- Sarvodaya Enclave Location in Delhi, India
- Coordinates: 28°32′14″N 77°12′04″E﻿ / ﻿28.537207°N 77.201186°E
- Country: India
- State: Delhi
- District: South Delhi

Languages
- • Official: Hindi
- Time zone: UTC+5:30 (IST)
- Planning agency: Municipal Corporation of Delhi

= Sarvodaya Enclave =

Sarvodaya Enclave is an affluent residential colony in the Adhchini area of the South Delhi District of Delhi, capital of India.

== Places of interest ==
The colony has several beautiful houses that attract architects and interior decorators from around geographies. It also has a Temple and Gurdwara within its boundaries. Adjacent to the colony there is Sri Aurobindo Ashram, Delhi Branch, The Mother's International School, and Mirambika Free Progress School. There is also an extension counter of UCO Bank within the Ashram boundaries.

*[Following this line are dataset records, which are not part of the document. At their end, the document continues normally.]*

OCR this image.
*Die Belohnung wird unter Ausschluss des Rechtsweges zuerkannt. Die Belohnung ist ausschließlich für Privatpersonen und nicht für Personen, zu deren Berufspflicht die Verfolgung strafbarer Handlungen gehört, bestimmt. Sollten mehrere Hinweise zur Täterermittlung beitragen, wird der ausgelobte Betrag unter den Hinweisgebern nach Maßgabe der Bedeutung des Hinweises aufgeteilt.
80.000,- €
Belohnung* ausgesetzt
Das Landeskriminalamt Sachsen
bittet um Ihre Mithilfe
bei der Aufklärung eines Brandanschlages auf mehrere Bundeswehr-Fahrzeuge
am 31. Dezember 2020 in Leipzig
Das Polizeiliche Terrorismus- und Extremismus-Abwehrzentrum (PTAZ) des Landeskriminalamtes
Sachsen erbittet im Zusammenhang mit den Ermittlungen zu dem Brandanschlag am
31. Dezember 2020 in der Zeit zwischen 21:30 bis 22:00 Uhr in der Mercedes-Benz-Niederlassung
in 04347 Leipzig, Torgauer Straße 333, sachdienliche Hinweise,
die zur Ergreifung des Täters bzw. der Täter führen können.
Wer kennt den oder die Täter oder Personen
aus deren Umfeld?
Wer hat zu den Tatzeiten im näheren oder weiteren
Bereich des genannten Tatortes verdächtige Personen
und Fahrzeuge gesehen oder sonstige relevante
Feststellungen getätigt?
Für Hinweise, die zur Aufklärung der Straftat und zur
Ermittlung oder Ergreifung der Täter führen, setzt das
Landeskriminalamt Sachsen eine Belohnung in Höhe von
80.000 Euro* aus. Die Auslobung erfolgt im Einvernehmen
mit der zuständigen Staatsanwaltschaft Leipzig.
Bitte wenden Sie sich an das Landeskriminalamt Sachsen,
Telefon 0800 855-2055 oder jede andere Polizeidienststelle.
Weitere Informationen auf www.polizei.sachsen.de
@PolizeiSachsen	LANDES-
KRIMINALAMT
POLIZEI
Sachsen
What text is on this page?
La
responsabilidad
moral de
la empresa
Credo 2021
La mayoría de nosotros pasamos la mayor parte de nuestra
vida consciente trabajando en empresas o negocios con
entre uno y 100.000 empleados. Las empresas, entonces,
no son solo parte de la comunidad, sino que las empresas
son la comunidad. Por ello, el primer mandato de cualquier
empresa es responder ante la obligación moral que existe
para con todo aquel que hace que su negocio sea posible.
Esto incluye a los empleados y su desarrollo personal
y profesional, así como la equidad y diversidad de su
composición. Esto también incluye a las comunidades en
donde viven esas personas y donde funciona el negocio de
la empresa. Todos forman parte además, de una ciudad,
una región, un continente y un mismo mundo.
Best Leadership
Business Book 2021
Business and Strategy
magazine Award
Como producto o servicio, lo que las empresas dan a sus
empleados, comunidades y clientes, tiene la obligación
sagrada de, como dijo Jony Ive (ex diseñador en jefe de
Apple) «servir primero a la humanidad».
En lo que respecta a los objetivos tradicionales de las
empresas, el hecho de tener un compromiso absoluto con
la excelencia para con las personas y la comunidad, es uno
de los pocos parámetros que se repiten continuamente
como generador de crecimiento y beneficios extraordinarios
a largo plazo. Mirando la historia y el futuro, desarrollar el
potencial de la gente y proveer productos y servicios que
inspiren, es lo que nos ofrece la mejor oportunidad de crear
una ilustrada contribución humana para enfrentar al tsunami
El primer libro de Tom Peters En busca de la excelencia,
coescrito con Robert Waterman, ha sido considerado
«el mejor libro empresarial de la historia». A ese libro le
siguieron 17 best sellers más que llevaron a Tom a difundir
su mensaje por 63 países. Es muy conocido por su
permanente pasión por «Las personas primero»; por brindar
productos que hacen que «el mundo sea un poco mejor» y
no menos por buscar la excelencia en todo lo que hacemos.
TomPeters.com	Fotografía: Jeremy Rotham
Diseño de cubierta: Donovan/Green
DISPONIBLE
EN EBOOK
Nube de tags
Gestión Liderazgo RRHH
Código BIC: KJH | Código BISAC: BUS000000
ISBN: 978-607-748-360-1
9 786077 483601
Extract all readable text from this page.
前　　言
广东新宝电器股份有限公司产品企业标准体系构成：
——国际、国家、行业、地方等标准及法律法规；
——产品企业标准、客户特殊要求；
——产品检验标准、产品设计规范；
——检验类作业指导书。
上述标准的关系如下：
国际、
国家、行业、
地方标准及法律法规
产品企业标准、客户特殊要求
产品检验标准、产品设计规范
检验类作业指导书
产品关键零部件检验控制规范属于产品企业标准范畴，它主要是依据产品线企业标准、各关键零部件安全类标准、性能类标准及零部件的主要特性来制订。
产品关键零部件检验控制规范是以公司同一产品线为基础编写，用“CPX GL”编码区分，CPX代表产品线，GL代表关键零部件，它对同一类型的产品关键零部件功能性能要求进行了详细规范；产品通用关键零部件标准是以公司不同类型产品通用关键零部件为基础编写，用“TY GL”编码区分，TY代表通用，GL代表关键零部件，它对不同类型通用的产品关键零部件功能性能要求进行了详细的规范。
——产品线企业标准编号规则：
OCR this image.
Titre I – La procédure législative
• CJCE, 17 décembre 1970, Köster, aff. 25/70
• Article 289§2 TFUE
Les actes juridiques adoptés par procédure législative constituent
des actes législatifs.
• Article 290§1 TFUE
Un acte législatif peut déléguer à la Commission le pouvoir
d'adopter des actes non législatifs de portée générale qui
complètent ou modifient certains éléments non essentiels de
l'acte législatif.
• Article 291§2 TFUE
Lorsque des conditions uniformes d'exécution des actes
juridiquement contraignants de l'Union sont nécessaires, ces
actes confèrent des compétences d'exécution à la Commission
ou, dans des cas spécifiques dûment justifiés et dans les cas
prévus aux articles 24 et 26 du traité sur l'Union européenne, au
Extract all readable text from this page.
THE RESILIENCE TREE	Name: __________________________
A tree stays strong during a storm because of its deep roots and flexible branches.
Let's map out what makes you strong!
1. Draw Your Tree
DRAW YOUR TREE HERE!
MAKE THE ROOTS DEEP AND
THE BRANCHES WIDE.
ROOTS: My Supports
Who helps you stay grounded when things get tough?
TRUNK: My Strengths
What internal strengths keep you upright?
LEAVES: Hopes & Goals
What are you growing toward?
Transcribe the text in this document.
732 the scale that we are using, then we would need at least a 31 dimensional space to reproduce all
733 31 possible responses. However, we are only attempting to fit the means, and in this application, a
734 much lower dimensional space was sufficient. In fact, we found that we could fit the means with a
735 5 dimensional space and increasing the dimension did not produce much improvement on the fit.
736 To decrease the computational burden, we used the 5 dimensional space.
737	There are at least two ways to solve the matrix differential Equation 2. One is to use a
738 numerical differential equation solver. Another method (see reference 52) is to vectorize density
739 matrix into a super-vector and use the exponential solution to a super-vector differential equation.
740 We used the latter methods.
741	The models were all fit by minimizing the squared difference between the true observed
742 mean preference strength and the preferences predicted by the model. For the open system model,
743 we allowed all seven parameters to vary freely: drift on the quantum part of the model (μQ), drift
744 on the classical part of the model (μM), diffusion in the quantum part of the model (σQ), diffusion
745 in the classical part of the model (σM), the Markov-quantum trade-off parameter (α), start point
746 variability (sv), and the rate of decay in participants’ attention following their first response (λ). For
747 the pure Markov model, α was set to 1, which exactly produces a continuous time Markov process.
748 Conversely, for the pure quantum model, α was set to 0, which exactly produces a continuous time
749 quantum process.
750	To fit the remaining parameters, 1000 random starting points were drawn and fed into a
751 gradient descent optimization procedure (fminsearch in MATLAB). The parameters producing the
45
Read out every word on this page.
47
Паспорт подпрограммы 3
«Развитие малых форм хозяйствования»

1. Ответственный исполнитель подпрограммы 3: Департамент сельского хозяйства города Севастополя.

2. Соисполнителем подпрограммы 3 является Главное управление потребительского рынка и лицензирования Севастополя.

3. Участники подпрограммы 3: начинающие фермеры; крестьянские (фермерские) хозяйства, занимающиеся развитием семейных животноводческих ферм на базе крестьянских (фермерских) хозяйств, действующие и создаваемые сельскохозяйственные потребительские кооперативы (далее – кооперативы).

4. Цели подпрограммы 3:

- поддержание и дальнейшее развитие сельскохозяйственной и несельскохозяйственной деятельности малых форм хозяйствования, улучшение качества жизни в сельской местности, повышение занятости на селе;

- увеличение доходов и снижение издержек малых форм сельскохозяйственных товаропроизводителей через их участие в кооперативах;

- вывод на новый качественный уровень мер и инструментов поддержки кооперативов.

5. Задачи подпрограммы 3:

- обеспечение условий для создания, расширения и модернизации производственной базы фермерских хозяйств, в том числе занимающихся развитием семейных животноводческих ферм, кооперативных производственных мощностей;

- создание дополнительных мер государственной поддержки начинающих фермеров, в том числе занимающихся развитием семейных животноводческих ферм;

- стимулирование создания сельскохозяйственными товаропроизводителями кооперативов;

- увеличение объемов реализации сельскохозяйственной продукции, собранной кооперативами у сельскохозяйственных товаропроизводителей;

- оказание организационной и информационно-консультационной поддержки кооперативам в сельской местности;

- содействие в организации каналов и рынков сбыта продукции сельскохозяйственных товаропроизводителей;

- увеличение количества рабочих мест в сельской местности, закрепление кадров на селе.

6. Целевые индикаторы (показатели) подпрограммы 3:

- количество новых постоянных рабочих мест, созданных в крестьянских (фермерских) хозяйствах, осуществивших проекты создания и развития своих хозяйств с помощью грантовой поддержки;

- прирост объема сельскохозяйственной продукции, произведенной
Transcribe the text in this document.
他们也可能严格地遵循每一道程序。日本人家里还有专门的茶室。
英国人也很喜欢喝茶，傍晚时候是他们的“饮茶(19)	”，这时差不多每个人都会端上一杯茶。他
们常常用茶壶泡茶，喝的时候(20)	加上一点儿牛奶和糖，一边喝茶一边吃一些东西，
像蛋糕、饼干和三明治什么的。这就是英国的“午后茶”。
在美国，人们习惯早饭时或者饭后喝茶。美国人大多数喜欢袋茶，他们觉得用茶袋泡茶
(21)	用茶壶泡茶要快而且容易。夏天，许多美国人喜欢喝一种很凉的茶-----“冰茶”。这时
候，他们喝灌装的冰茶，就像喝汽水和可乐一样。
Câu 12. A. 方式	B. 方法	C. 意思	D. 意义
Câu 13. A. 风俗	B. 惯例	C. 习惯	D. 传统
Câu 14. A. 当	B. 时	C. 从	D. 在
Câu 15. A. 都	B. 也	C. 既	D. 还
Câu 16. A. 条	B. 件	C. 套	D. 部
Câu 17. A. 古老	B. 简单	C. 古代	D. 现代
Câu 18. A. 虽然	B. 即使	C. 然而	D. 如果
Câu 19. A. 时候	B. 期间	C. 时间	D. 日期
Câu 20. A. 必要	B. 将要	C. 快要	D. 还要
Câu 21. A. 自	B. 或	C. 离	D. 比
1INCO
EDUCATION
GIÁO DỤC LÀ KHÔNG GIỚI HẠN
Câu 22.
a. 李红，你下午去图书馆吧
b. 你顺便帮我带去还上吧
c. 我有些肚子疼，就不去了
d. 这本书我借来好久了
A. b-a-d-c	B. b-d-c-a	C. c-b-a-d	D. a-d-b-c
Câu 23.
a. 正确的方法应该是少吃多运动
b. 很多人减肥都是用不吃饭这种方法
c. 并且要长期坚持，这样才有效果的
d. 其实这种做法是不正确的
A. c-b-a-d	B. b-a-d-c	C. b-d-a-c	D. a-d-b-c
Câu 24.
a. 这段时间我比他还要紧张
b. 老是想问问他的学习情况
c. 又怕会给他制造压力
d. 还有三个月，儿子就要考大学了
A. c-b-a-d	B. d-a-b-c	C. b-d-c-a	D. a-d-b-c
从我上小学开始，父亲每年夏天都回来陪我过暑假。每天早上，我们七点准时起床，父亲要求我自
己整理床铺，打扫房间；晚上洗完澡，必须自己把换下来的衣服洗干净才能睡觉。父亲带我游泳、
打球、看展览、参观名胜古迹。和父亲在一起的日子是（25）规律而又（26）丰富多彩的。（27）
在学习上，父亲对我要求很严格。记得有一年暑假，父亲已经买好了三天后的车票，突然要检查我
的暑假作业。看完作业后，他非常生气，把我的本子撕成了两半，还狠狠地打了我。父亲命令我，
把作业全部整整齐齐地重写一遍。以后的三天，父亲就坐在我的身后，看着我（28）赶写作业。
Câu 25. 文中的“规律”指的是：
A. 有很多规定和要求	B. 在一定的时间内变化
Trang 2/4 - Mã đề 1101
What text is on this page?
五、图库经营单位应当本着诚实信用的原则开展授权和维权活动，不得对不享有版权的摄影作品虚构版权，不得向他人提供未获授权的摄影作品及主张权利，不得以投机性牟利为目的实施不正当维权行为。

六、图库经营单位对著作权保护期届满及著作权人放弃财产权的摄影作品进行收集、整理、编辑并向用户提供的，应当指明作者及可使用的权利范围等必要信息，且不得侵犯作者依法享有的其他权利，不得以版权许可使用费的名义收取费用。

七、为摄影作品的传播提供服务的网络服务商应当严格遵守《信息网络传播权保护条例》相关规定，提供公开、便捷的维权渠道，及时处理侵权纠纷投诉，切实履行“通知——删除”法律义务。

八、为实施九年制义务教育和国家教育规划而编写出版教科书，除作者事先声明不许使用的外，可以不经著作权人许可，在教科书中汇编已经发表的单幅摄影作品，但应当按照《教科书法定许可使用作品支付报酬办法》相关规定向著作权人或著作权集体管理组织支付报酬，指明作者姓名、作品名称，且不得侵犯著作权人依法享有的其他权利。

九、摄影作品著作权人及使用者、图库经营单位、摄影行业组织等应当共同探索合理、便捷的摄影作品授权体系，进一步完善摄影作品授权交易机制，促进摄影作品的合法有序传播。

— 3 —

The colony is very green and houses many known veterans of diverse fields. It is one of the first areas in Delhi to conduct a tree census in 2012. When a second round of audit was conducted in 2018 and 2019, 77 trees were missing.

==DDA Market==
A small market inside the colony serves the residents of the colony with basic needs like Medicines, Groceries and Stationery. There is also a cyber cafe, photocopying and courier shops in the market. It has more than 300 stand alone houses which are further divided into multiple condos. It is one of the rich neighbourhoods in South Delhi with easy access to neighbouring cities of Gurgaon and Noida. It has easy connectivity to the Delhi Metro with Hauz Khas metro station being the closest one.